It is often necessary to compromise face-to-face, but to compromise when stating principles means you have none.
Something I read a few days ago had someone referring to themselves as “ideologically extreme, behaviorally moderate.” I like that phrase.
I am serious about libertarianism. I also know that as long as someone is not attacking anyone, either physically or economically, no one has the right to try to force them to stop whatever they are doing. In that case, there is always room for compromise if the other person will agree to keep their hands off your body, your property and your life, both personally and legislatively, as long as you are not harming any innocent person. Remember that being offended is NOT the same as being harmed, since harm must involve actual physical or economic damage.
Unfortunately, this proves to be difficult when people believe they have the right or the authority to control the non-aggressive, consensual behavior of those around them. But there is no such right and the authority is never real.

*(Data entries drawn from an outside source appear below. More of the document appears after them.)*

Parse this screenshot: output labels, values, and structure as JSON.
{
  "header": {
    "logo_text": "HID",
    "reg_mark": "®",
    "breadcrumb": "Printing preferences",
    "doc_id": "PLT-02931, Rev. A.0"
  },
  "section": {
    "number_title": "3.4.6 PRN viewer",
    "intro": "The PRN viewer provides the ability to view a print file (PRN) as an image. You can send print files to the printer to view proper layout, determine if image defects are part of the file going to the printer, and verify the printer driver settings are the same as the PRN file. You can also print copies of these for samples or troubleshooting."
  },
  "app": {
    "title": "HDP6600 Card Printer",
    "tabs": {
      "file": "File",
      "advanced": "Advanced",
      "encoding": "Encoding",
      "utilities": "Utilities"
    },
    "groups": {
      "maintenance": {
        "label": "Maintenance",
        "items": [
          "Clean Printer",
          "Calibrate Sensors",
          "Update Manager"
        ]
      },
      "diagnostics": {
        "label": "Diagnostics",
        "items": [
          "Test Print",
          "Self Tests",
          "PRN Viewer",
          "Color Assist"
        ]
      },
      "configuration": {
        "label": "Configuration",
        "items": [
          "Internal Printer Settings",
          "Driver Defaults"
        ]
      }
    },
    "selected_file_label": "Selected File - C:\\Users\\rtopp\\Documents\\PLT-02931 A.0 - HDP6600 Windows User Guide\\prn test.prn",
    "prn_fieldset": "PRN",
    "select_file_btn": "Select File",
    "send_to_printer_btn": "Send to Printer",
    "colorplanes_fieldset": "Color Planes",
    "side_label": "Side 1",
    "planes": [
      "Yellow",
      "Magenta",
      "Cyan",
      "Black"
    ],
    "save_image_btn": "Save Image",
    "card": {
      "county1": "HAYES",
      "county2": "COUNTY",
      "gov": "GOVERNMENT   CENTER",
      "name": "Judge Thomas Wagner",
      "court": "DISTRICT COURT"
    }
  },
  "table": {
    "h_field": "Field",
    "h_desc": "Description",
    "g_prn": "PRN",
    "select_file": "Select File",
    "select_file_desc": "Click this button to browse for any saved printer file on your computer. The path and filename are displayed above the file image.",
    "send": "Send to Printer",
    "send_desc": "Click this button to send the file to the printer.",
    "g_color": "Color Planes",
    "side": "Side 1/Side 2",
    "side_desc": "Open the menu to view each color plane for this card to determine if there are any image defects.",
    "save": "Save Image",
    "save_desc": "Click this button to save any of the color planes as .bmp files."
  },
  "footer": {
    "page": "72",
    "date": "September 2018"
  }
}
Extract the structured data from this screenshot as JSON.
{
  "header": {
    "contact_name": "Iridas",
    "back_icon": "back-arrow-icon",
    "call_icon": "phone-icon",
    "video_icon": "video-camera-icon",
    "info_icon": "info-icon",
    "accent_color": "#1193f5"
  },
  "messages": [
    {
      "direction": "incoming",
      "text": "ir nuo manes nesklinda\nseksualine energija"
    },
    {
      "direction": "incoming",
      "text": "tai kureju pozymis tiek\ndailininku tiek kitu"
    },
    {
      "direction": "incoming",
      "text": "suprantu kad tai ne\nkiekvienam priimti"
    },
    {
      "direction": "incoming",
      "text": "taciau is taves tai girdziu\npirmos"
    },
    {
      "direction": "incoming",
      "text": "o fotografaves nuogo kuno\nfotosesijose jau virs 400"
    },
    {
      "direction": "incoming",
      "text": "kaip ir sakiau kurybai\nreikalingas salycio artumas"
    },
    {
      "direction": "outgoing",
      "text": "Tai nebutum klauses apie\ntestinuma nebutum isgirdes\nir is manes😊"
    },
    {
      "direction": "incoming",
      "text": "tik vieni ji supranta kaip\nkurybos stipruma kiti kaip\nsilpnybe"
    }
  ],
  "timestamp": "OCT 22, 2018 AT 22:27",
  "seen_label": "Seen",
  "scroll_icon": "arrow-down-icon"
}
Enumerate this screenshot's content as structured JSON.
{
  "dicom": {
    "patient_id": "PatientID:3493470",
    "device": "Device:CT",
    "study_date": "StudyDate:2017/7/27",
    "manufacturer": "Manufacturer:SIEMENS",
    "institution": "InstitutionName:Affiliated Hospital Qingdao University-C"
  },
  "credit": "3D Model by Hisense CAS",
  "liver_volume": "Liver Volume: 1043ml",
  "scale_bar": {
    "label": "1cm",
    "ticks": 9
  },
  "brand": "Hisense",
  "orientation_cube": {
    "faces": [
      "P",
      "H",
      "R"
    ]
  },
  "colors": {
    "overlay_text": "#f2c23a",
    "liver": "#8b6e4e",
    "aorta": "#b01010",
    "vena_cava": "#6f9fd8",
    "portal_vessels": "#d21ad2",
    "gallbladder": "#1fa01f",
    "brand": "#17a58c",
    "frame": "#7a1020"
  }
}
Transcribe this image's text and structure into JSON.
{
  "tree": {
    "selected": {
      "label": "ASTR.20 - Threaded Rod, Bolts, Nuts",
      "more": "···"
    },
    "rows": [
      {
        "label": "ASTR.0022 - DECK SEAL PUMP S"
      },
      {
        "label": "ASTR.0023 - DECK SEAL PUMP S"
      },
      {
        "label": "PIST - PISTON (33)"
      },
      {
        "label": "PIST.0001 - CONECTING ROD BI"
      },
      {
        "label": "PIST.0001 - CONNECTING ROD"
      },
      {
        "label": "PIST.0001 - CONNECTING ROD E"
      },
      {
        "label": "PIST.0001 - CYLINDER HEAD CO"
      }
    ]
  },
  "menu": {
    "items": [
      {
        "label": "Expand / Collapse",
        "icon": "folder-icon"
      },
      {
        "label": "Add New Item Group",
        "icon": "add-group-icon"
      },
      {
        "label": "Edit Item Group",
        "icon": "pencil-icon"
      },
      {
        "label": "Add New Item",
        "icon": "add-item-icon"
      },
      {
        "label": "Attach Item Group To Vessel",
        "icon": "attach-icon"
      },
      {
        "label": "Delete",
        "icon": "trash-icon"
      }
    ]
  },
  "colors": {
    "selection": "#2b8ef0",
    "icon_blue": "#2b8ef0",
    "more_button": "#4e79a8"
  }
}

That is why compromise seems so difficult when a libertarian is trying to deal with a person who believes it is right to use force. All the “compromise” that such a person proposes is about how much the liberty of the other will be violated. That is not compromise, it is losing ground that can’t be regained; it is standing aside while someone harms you.
Principles are a line in the sand. Whether you defend them or not is up to you, but they don’t shift around like shadows. If I am laying out the principles of libertarianism, I do no service to anyone by being wishy-washy or a “nerf libertarian.” Compromise can come when you decide whether or not to defend that particular principle from this specific violator at this exact moment.
Your choice may affect your life, but it doesn’t change the facts of the principles one iota.